二人はベンチに並んで座り、ぎこちなくも楽しげな時間が流れる。
「ところで、小説が好きなんだろ?」カイトが尋ねる。
「えっ!? ち、違うの! ……って、あの時はつい熱くなっちゃっただけで……」
「いや、すごく楽しそうに話してたからさ。ライトノベルとか好きなのかなって」
サカリは一瞬黙ったが、すぐに笑顔を浮かべた。
「……大好き! キャラの心が成長していくところとか、全然違う二人が理解し合える瞬間とか……。ロマンスは本当に胸が熱くなるの!」
カイトは静かに耳を傾け、優しく微笑む。
「そうやって話す君を見てると……本当に小説が好きなんだって伝わるよ」
サカリはさらに赤くなった。
「わ、私も……君の好きな小説の話を聞いてみたい」
「いいよ。いつでも語り合おう」カイトは穏やかに答えた。
その後、ふと彼は尋ねた。
「そういえば、髪……染めてるの?」
サカリの顔が固まり、手が震えた。
「……いや、別に言わなくてもいいんだ。ただ、ちょっと色が抜けてきてるみたいだったから」
カイトは携帯を見て、慌てて立ち上がる。
「しまった! もうこんな時間か……ごめん、サカリ。

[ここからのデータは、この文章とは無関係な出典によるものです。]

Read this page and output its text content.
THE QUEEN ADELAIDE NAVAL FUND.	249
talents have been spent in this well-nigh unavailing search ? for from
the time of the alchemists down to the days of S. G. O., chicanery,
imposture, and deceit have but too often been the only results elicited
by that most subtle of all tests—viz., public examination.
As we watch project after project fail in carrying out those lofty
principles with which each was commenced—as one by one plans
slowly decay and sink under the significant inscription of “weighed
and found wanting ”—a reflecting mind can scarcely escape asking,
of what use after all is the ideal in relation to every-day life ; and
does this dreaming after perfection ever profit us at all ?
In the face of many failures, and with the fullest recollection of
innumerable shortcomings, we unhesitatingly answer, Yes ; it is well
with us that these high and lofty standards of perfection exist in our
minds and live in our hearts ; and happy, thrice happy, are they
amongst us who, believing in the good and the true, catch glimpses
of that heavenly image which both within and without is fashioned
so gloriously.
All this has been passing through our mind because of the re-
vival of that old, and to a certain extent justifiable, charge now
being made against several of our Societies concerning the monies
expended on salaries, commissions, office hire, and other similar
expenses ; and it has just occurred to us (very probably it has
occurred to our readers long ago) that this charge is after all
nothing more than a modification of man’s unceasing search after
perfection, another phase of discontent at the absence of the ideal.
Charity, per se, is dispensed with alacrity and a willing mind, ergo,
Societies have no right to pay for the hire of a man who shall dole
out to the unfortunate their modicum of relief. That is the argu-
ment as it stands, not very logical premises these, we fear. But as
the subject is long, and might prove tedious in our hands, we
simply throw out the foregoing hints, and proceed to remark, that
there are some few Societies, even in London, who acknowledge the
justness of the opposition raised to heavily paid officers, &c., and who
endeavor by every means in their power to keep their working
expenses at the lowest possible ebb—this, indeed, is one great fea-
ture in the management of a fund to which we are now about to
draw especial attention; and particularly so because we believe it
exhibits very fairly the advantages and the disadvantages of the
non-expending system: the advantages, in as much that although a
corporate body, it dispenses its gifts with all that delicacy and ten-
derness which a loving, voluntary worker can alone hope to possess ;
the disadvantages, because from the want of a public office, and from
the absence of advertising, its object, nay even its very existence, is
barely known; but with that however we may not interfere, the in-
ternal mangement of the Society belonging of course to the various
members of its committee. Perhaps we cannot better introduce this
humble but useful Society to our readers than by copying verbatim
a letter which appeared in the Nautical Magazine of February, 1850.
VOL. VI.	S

帰らなきゃ」
「そ、そうね! 私も親が心配するし」
二人は立ち上がり、別れの挨拶を交わした。
「じゃあ、また明日学校で!」
「うん……またね、カイト!」
カイトが去っていく背中を、サカリはしばらく見つめた。
そして勇気を振り絞って叫んだ。
「ま、待って! 連絡先、交換しない!?」
カイトは驚き、一瞬迷ったが、やがて頷いた。
「……いいよ」
スマホを交換し、互いの連絡先を登録する。
二人はしばらく黙って見つめ合った。
「じ、じゃあ……本当にもう帰らなきゃ」サカリは慌てて言った。
「俺も。じゃあ、また明日」
二人は別々の道を歩き出す。
サカリは電車に乗り込み、カイトは家へ向かう。
それぞれの手には――
サカリはネックレスを、カイトはサカリの連絡先を。
そして、どちらも思わず微笑んでしまった。
――第1章 完。
第1章はカイトとサカリの初めての出会いと、心が少しずつ近づく様子を描いた。